Проскочили заросший травой овраг, гулко пролетели по короткому мосту над неширокой речушкой, и снова перед глазами просторы России.
Началась гроза. В вагоне стемнело и лишь всполохи молний освещали полумрак купе.
Натали отложила книгу и пошла к проводнику за Ильмой.
Глеб хорошо заплатил кондуктору и тот держал её в своём купе, ибо доктору присутствие собаки в вагоне категорически не нравилось — лишние бациллы распространяет.
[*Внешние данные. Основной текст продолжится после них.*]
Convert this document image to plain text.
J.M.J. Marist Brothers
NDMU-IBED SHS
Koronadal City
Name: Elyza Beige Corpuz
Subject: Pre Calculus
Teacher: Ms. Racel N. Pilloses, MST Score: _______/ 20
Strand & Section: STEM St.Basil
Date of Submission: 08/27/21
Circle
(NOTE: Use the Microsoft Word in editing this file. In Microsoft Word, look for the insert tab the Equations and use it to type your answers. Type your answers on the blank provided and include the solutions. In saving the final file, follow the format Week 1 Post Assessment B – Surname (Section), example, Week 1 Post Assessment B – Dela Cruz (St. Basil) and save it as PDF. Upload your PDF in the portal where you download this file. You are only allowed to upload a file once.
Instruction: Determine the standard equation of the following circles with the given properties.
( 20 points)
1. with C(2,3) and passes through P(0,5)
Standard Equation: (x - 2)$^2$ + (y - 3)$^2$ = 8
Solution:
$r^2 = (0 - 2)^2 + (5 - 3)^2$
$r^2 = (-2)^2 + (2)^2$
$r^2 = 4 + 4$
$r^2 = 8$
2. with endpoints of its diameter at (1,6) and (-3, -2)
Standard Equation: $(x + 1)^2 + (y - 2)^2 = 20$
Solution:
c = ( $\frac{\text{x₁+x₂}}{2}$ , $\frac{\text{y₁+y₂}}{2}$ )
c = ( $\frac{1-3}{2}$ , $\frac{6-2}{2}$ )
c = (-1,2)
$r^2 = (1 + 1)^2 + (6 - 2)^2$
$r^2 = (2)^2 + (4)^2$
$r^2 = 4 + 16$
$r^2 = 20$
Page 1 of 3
Гроза закончилась. Купе осветило солнце. По–прежнему мелькали за окном редкие деревни, поля и погосты в рощах у дороги. И опять дождь… И снова солнце… И перестук колёс… И гудки встречных составов… И запахи лета: трав, садов и ветер в распахнутое окошко…
И рядом Натали…
«А может это и есть счастье?.. Неожиданное, гулкое, с запахом трав и гудками паровозов», — счастливо улыбнувшись, улёгся и отвернулся к стенке, чтоб осмыслить обрушившуюся на него череду событий и разобраться в каких–то неземных, иррациональных, непостижимых разумом чувствах… Понять их могли только душа и сердце.
Незаметно для себя провалился в сон, через два часа проснувшись от резкого торможения состава.
«Сколько же я спал?» — выглянул в окно.
Постепенно останавливающийся поезд демонстрировал Глебу проплывающие мимо будки, фонари и пристанционные деревья со сломанными кем–то ветками.
Ходячие раненые, не дожидаясь полной остановки, спрыгивали на платформу и спешили к кирпичной облупленной стене станции, из которой торчали некрашеные краны с горячей водой.
— Не кипяток, но чаёк заварить можно, — услышал приглушённый железнодорожными звуками крик маленького солдатика в застиранной рубахе.
Тут же, на платформе, крестьянки продавали творог, молоко и белые, вкусно пахнущие пшеничные ватрушки.
Натали с капитаном накупили у женщин деревенской снеди и до вечера пировали в купе.
— Истратов, Аркадий Васильевич, — представился капитан.
Уже смеркалось, когда состав остановился у оплёванного шелухой подсолнечника перрона, где собралась огромная толпа желающих уехать.
В тупике стоял состав с отцепленным паровозом.
Часть запасных солдат из толпы запрыгнули на подножки, другие полезли на крыши вагонов.
— Да тут вагон первоклассный, — заорал пьяный солдат в рваной рубахе и с вещмешком за плечами. — Офицерьё, поди, лежит… Выкинуть их к едрёной фене. Пущай пёхом в Пимтембурх шлёпают, — залез на подножку и попытался отомкнуть где–то раздобытым кондукторским ключом дверь вагона.